In this June 5, 2008 file photo, Target shopping carts shown at a Target store in Redwood City, Calif.
AP Photo/Paul Sakuma, file

Janitors at Target stores in Minneapolis, the site of the company’s international headquarters, will strike on Monday night in response to alleged workplace retaliation and intimidation on the part of their employers. The strike will only last one night, and one of the organizers working with the janitors said that it was not yet tied to a long-term strategy.

“Right now, the workers are focusing on that, and we want to see what kind of reaction comes from the companies,” said Brian Payne, an organizer for Centro de Trabajadores Unidos en la Lucha, the organization working with the non-union strikers.

The janitors work for three different maintenance companies which are contracted to service Target stores in the Minneapolis area. Last week, the janitors threatened a strike if representatives from the companies did not meet with them for negotiations by Sunday at noon. Payne confirmed to msnbc that the CTUL had received no response from the employers.

CTUL has filed two Unfair Labor Practice (ULP) charges with the National Labor Relations Board against the Target maintenance contractors. One alleges that two janitors were illegally terminated for trying to organize their co-workers, while the other says that a third worker was threatened with termination if he continued to agitate for unionization. (As of press time, none of the maintenance companies were available for comment.)

The CTUL strike is the latest in a series of short-term, disciplinary strikes from low-wage workers across the country. In a November interview with msnbc, Columbia professor Liza Featherstone compared recent labor actions at Walmart with the low-level, decentralized, disciplinary strikes of the Gilded Age.

CTUL is partnered with a coalition called Minnesotans for a Fair Economy, and pickets during the janitors’ strike will be just one part of the latter group’s “February Week of Action.” Payne said CTUL expected to have up to 500 people rallying for the striking janitors, including State Senator Patricia Torres Ray and City Council Representative Elizabeth Glidden, both Democrats. Payne described the breadth of community support as “pretty overwhelming.”

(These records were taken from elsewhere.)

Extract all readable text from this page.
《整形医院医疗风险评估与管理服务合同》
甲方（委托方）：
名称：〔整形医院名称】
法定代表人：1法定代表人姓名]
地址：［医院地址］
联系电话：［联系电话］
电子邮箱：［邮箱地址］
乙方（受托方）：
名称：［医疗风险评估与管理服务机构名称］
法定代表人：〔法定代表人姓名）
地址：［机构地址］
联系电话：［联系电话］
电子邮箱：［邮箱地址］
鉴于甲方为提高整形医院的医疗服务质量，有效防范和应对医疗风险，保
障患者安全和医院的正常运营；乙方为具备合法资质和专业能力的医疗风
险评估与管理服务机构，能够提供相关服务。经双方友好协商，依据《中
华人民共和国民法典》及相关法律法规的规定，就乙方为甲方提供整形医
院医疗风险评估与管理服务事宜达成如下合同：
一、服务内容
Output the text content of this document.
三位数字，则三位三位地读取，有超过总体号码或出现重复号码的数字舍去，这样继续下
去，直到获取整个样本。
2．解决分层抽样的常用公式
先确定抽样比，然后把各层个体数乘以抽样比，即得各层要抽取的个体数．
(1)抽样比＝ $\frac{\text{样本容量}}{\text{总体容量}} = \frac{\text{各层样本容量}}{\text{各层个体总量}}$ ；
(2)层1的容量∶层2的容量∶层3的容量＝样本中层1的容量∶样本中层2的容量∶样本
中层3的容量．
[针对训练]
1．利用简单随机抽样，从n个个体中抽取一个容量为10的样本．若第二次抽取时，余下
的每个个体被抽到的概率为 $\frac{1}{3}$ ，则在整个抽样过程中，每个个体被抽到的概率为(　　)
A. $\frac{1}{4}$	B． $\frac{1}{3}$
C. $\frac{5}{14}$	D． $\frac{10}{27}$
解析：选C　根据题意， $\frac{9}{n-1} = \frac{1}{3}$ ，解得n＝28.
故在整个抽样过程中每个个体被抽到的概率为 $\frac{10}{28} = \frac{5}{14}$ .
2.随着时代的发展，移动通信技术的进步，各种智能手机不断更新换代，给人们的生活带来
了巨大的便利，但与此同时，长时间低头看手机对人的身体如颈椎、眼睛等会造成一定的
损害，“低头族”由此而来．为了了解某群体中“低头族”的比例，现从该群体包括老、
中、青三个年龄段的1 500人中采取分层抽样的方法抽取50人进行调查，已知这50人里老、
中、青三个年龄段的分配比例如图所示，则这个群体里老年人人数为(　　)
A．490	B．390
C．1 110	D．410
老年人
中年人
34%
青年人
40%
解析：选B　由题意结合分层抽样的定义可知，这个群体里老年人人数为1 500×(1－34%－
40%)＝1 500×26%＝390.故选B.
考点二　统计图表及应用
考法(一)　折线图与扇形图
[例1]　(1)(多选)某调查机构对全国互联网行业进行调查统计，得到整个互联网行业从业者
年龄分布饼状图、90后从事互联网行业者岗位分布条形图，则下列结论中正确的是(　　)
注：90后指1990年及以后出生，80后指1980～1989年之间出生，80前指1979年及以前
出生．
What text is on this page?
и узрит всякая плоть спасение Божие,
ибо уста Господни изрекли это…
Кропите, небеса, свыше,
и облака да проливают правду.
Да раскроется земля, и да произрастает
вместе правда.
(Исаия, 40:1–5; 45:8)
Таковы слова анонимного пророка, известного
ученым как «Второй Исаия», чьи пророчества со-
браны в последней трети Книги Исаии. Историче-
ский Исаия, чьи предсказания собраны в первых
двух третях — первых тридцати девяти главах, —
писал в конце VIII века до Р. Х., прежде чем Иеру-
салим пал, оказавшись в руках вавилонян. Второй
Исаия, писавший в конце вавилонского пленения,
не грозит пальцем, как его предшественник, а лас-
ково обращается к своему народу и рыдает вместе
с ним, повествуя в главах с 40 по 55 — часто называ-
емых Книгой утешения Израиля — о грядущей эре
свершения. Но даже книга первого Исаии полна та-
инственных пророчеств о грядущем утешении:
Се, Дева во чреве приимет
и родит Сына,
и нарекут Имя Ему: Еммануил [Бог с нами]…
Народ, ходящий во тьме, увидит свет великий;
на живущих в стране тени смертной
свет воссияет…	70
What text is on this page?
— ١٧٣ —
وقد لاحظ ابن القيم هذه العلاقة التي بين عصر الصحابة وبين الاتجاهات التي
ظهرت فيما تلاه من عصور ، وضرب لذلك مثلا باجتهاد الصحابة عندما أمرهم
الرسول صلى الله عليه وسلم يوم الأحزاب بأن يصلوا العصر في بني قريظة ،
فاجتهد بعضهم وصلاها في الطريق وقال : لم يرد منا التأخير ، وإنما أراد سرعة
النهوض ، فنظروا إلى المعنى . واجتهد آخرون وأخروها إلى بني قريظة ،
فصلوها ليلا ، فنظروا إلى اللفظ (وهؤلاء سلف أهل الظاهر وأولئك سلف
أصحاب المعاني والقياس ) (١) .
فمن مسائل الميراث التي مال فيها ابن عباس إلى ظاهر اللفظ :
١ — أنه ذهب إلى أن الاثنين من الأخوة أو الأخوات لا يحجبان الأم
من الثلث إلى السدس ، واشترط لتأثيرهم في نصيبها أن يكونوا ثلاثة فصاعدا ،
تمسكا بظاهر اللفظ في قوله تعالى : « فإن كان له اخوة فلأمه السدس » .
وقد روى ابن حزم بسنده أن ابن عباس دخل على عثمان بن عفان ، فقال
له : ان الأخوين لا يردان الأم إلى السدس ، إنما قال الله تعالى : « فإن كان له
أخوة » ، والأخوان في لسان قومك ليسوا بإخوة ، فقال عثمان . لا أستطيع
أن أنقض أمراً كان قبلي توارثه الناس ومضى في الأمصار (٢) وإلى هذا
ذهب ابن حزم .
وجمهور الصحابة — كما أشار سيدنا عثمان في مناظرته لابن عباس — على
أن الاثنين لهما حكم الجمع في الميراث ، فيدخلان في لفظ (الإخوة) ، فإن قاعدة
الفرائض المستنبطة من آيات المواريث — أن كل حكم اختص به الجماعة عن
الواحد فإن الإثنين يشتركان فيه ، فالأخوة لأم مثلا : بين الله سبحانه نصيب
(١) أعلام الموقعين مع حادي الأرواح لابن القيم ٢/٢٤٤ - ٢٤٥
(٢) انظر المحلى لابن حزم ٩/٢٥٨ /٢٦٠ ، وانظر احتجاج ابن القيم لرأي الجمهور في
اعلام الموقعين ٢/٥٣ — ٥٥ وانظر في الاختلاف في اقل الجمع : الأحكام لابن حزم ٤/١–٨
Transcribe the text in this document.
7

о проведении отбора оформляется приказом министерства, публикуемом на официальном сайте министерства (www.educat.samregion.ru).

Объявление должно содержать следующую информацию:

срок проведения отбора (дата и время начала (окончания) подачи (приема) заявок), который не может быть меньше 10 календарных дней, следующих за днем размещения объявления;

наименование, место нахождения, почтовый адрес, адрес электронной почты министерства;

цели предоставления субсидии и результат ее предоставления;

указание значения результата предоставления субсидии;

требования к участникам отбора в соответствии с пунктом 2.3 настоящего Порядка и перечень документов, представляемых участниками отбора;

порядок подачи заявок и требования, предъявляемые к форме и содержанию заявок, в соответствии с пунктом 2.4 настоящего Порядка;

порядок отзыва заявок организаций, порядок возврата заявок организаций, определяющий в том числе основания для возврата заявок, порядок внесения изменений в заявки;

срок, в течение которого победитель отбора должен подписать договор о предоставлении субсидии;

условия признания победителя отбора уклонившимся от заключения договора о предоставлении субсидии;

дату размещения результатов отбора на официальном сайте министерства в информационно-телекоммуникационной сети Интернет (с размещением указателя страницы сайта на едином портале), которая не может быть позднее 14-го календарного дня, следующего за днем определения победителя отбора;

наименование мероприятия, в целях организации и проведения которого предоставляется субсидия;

Striking CTUL janitors will also picket alongside security guards represented by SEIU Local 26, who are planning their own one-day strike against security companies which are contracted with Target and Wells Fargo, among other companies. SEIU Local 26 also represents janitors at the Target headquarters, who recently narrowly averted a planned strike after reaching a tentative contract with their employers.